Her message went beyond any isolated incident. It shaped our future decisions on how we interacted with each other at all levels - with camaraderie, and decency.

Third, she did all of this transparently. She gave a consistent message to all parties concerned, and she gave all parties the chance to say their piece.

There would be no second-guessing about what one person heard from her, as opposed to another. There was no attempt to keep things under wraps.

Not everyone is comfortable with this level of openness, especially on issues that we find sensitive and awkward. That's especially the case in a society that puts stock in "saving face".

But it's important to note that throughout the session, my boss was never rude, and never raised her voice. Her intention was not to humiliate anybody. It was for us to become a stronger team.

Detox is hard work

When you're part of a healthy and high-performing team, it feels effortless - like the stars simply aligned, and like-minded souls gathered beneath them.

Spoiler: That's not what happened.

Team building is arduous, relentless work.
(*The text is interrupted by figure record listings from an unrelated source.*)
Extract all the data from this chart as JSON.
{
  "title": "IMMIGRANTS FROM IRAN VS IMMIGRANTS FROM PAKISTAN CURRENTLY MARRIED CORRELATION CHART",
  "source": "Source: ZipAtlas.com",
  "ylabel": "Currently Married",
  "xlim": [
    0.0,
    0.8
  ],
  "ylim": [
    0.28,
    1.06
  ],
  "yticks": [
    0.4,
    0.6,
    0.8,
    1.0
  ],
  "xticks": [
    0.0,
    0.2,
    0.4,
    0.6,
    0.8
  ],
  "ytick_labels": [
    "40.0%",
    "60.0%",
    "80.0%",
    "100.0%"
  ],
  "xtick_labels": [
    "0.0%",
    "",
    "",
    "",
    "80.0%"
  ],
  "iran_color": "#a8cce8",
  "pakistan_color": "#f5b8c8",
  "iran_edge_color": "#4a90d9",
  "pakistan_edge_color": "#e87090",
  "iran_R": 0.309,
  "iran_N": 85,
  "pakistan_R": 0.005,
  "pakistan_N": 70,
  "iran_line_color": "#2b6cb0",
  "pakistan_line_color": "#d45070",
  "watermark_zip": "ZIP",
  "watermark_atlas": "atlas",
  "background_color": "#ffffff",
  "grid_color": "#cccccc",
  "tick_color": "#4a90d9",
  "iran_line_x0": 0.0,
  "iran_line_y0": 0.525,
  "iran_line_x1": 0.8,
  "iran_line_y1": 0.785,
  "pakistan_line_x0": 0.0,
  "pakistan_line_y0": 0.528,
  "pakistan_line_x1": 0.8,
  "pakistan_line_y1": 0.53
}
It is never the product of chance, and should never be left unattended. It takes planning and effort to bring teams together. It also takes a watchful eye to spot individuals who behave poorly to others, and the backbone to respond decisively to red flags.

Leaders can, and must, nip isolated incidents in the bud before they turn corrosive.

They must also make wise decisions on whom to reward and promote, since this determines who holds power over others, and sets a benchmark for what the organisation values.

Respectful and considerate behaviours at work are not about a culture war between the "boomers" and the "strawberries", or the driven and the weak. Nor is it a popularity contest. It's about doing right by the organisation, and the people in it.

Before looking up, look in a mirror

For those of us who find ourselves in a position of any authority at work, we must keep mirrors on our walls. Every leader has his or her blind spots.

If we choose to work late into the night, every night, we can't expect all of our staff to do the same. If we are prone to fits of temper, we must keep our own worst impulses in check.

For those of us who aren't in leadership positions, let's not think this absolves us from responsibility.

Each of us holds power and influence over others, in myriad subtle ways. And we are all a little prone to seeing ourselves as heroes and victims, rather than part of the problem.

If we find ourselves sliding into patterns of toxicity - from constantly blaming and speaking ill of team members, or undermining them at every opportunity - then the same rules apply.

Be prompt, be explicit, be transparent. Take your grievances to the person you have a beef with; and failing that, take it to the higher-ups to propose an intervention.

If they strive to be good leaders, they will do something about it. If they don't, then the door is open - go forth, and be free.